Sometimes the Hardest Thing to Do is Nothing; Let’s Do it

Mid-July was always summer’s sweet spot on the southern Illinois dairy farm of my youth.

      With June’s rush of sweaty work—wheat harvest, straw baling, laying corn by, cultivating soybeans, and weed spraying—finally complete and before another cutting of alfalfa was ready, mid-July slipped in with treats like fresh peaches, sweet corn, and juicy garden tomatoes.

      Mid-July also meant baseball’s All Star game, the county fair, and a week’s vacation in Missouri’s far away Lake of the Ozarks where we kids would swim all day, Dad would fish all day, and Mom wouldn’t can a quart of anything any day.

      This year, most fairs have been cancelled and baseball and vacations have either been dramatically altered or simply cashiered because of Covid. In a way, most of this summer’s fun has been cancelled for countless Americans by, well, themselves in a personal effort to stay healthy.

      The clear result of these individual stands, however, has been spectacular failure. Our uneven, state-by-state approach to fighting the virus has turned yesterday’s pandemic into today’s pandemonium.

      And yet, many of us and our political leaders appear less concerned with the virus’s ferocious return than with its deadly appearance. It’s as though the nation, after months of coronavirus fighting and weeks of Black Lives Matter marches and protests, simply ran out gas this month.
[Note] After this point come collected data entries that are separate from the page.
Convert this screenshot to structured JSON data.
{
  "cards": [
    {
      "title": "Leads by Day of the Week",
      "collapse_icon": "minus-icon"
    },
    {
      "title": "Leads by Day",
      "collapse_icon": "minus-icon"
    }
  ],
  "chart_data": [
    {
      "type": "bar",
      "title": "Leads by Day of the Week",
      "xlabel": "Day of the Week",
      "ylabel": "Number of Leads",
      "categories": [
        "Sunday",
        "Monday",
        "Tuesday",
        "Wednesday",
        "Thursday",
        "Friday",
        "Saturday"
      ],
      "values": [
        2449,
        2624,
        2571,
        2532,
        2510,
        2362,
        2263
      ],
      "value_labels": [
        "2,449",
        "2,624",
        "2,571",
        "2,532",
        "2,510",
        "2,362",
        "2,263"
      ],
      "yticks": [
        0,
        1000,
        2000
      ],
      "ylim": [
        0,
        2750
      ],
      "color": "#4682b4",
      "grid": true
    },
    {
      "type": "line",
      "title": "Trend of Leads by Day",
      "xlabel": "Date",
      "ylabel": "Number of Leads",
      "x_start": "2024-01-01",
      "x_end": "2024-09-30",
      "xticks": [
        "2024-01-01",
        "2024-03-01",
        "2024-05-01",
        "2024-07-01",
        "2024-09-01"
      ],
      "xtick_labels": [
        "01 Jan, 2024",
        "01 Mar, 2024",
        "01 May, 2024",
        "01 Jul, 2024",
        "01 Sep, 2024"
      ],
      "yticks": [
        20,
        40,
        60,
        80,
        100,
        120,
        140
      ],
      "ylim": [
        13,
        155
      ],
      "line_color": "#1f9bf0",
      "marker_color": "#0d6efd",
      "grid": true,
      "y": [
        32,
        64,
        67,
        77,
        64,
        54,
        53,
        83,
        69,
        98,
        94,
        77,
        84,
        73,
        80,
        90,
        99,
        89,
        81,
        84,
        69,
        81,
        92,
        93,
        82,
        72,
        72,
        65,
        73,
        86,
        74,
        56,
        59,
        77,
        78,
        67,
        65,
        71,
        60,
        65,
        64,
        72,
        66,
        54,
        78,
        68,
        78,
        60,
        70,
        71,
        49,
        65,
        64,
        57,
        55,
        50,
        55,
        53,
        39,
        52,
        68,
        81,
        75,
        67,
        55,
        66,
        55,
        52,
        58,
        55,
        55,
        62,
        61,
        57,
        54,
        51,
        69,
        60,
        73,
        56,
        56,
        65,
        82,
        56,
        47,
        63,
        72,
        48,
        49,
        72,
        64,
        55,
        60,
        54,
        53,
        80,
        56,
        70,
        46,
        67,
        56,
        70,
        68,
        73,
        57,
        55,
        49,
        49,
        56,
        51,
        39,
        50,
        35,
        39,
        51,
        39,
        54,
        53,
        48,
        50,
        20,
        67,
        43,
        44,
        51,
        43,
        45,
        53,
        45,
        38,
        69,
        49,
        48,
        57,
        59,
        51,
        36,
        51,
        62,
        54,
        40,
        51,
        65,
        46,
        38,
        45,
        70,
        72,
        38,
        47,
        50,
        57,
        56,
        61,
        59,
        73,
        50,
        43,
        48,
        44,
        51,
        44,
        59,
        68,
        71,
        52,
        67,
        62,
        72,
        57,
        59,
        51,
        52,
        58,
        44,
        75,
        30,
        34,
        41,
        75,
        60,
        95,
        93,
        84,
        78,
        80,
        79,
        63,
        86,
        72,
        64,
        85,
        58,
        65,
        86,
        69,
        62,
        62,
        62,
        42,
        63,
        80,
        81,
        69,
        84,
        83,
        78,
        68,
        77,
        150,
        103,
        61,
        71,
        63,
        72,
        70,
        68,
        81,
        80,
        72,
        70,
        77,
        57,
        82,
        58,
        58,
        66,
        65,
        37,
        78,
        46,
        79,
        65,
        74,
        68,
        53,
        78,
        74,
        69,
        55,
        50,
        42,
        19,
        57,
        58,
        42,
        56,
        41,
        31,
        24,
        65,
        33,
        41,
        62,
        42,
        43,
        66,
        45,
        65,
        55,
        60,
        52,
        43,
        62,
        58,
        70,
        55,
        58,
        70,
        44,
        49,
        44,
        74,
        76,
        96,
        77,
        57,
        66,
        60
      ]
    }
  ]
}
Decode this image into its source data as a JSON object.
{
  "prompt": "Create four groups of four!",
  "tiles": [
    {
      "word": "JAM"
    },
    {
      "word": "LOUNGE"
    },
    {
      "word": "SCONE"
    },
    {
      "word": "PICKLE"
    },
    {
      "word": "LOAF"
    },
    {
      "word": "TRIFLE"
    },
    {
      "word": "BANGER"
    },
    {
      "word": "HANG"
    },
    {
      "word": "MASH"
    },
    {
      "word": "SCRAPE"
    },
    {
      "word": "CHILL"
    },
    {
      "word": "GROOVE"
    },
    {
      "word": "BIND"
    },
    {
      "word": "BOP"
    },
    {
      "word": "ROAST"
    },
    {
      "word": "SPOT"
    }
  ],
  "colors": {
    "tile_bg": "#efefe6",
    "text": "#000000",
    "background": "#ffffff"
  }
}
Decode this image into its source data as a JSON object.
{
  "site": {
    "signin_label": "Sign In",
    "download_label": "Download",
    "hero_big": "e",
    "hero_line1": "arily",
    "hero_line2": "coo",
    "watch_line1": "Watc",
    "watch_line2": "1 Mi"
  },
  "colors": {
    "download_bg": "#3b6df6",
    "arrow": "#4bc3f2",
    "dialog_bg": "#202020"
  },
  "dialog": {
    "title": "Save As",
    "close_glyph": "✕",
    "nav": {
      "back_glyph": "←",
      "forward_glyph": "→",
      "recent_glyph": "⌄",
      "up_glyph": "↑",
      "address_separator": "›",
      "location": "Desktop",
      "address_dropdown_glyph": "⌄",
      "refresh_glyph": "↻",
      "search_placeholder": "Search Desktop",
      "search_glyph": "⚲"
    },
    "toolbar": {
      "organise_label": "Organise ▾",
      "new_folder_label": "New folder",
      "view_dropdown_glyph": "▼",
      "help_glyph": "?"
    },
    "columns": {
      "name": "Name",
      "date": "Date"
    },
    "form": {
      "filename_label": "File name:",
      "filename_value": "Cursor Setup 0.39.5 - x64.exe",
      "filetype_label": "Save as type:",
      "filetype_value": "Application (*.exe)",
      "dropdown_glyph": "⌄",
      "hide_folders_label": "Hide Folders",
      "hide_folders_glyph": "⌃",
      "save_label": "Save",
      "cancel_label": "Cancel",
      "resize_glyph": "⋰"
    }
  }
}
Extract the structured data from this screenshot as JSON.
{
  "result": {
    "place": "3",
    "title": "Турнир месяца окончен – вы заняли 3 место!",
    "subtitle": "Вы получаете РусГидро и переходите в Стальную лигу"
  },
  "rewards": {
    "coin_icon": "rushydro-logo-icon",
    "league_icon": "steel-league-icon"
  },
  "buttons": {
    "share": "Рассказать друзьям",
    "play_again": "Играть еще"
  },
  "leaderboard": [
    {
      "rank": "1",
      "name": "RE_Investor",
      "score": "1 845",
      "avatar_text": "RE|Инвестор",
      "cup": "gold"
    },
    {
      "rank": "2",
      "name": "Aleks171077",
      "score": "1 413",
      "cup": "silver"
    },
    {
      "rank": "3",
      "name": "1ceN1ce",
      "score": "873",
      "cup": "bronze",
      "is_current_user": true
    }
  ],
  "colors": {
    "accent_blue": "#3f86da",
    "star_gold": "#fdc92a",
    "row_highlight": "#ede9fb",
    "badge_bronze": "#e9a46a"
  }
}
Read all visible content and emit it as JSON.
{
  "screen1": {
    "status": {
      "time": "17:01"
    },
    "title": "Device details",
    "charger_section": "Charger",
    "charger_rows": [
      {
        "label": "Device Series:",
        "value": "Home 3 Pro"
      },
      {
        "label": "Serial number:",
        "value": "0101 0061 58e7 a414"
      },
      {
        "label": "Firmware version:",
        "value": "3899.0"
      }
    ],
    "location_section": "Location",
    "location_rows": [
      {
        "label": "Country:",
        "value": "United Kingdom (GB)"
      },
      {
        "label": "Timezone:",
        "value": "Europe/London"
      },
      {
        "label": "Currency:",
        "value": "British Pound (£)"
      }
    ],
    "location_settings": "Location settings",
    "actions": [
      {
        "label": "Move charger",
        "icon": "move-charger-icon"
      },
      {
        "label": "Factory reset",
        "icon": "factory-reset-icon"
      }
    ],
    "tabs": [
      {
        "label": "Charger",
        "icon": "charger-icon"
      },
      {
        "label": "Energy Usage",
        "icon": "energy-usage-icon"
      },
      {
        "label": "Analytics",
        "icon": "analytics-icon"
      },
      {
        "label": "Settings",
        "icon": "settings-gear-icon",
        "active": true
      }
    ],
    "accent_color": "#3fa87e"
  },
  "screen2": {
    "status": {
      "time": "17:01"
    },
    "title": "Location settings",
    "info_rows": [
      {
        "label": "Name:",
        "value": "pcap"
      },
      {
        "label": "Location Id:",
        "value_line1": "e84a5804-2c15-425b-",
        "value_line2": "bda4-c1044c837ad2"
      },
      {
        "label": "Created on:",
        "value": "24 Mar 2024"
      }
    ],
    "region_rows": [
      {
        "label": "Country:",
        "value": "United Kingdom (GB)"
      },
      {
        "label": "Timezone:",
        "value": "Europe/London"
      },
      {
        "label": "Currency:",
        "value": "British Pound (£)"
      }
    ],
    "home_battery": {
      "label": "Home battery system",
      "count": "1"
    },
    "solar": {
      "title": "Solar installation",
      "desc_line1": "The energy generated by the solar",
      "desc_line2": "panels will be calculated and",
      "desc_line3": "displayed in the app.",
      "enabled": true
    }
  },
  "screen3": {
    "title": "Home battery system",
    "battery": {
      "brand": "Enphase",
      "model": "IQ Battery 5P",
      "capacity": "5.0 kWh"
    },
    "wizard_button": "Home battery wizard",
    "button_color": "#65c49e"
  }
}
      I understand; I’m out of gas, too. March was a blur of shocks and lockdowns; April, a 24/7 death-everywhere movie. May brought a drop in shock and rise in hope but, then, June caught fire and burned like a dry prairie.

      And just as everyone was ready to lean into mid-July’s soft, sweet center, back comes the mortal need to stay vigilant, stay masked, and stay home.

      In reality, most of today’s Covid preemptive prescription sounds like a piece of cake compared to the hard work of our 1960s dairy farm. One piece of it, stay at home, is what we did anyway.

      Only now, with Covid on the loose, staying home delivers the benefit of staying healthy. I can, literally, live with that.

      Just as I can now live without Oliver square balers that were as reliable as the weatherman’s forecast and milking 100 hot Holsteins in a 100-degree milking parlor on late Sunday afternoons in July.

      I would, however, love to go back to any of those steamy July evenings when Uncle Honey, my father’s uncle and part owner of the farm, would take my two older brothers and me to St. Louis to watch the Cardinals play. The games were great, and the root beer and hotdogs were even better.

      But those nostalgic memories overshadow just how blood-filled the 1960s were. There isn’t enough space here to list all the people who were devoted to make America better that decade and were murdered, many of them publicly, just because they tried.

      Then came Vietnam. If you lived through the 1960s and 70s, you are not neutral on that war or its powerful influence on politics still today.

      And if you think American cities were hit by racial strife last month, those fires were mere torches to show our half-century of failure to heed the race-fueled riots that burned large portions of Detroit, Los Angeles, Chicago, Newark, and other cities in the 1960s.

      In fact, none of today’s deep national woes—save Covid-19—are new and few, if any, are as nation-threatening as 50 years ago when American blood flowed from Selma to Saigon. We never fully fixed those problems; like today, we just ran out of gas to fight them.

      But now they’re back and until we find the fuel—the ideas, leadership, and strength—to reengage, maybe we should take July’s sweet second half to do exactly what we used to do: not much at all. Simply staying home and wearing masks in public.

      Those, in fact, are nothing compared to the sacrifice others made to deliver us here.